Cooking with Emily – Bannock

Emily Mailhot Vegreville News Advertiser

When it comes to many things in life – cooking, working, friendships, and family relationships – adaptability is a key ingredient. This month’s esteemed guest for Cooking with Emily reinforced that message by adding a few interesting twists and turns of his own to the story. When I saw that this month’s recipe was for bannock, many memories of childhood dinners came to the surface, with my father Ed Mailhot at center stage. My dad, a Metis cowboy by nature, loves bannock, and he cooks it quite well, so I was happy to have a professional to consult for the Cooking with Emily segment.

A fun fact: the recipe you see on this page is not the one that was originally selected. According to my guest, that one was “no good,” and “didn’t make any sense,” not to mention “Mine is better.” But we kept trucking right along anyways. The first recipe we used had most of the same ingredients, but there was no lard (or butter, as my dad prefers to use,) and there was yeast in the recipe. Why was there yeast in a recipe for flatbread? We don’t know. There weren’t instructions to let it rise, either, so the end result wound up tasting like yeast, but with a heavy consistency. It wasn’t our favourite.

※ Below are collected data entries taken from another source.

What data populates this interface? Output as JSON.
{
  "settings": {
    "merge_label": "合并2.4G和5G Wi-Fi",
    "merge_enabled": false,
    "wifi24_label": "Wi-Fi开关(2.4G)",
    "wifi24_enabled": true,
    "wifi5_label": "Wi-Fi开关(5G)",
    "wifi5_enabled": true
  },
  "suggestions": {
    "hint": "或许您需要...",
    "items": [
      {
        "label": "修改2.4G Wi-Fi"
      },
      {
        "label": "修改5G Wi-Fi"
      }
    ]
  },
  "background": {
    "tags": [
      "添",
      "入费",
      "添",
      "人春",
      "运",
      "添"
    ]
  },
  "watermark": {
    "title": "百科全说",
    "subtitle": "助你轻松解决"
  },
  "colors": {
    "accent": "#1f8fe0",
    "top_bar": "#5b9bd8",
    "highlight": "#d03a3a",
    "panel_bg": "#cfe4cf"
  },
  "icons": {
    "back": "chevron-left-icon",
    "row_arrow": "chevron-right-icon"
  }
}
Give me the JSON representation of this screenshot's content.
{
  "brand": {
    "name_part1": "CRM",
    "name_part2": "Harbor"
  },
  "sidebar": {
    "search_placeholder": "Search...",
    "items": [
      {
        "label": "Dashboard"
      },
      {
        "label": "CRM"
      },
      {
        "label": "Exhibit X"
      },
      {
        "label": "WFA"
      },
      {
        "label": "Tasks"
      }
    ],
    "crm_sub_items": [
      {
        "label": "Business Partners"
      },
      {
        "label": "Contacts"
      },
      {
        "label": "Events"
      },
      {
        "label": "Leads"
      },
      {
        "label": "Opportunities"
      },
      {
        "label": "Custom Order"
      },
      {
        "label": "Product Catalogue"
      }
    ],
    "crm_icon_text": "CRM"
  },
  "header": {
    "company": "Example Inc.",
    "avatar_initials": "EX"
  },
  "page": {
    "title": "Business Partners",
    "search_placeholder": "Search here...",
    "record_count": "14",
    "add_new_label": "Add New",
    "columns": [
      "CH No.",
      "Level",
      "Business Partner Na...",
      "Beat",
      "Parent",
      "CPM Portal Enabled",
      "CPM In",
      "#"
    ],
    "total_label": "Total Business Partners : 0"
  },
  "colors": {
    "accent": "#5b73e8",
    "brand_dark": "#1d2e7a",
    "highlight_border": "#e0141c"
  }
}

The next day, we regrouped to prepare another batch of bannock, but with “the right” recipe this time. The only notes I will include for the first few steps are that my guest’s preferred temperature at which to melt butter is as high as your oven will go, and that it doesn’t seem to matter if you “dig a ditch” in the dry ingredients before pouring in the milk and half the melted butter.

Once the ingredients are all mixed together, your bannock should have a “sticky” consistency.

“Sticky; adjective; the correct texture for raw bannock dough; if you put it on a stick and it stays.” This rule of thumb is especially important if you’re planning on cooking your bannock the good old-fashioned way over a fire. After cooking for 30 minutes in the oven, the house was much warmer than necessary, but the snack was delicious. Best served in one large piece so that each person may break off as much as he or she chooses to eat at a time.

Our final score this month is Dad’s recipe 1, other recipe 0.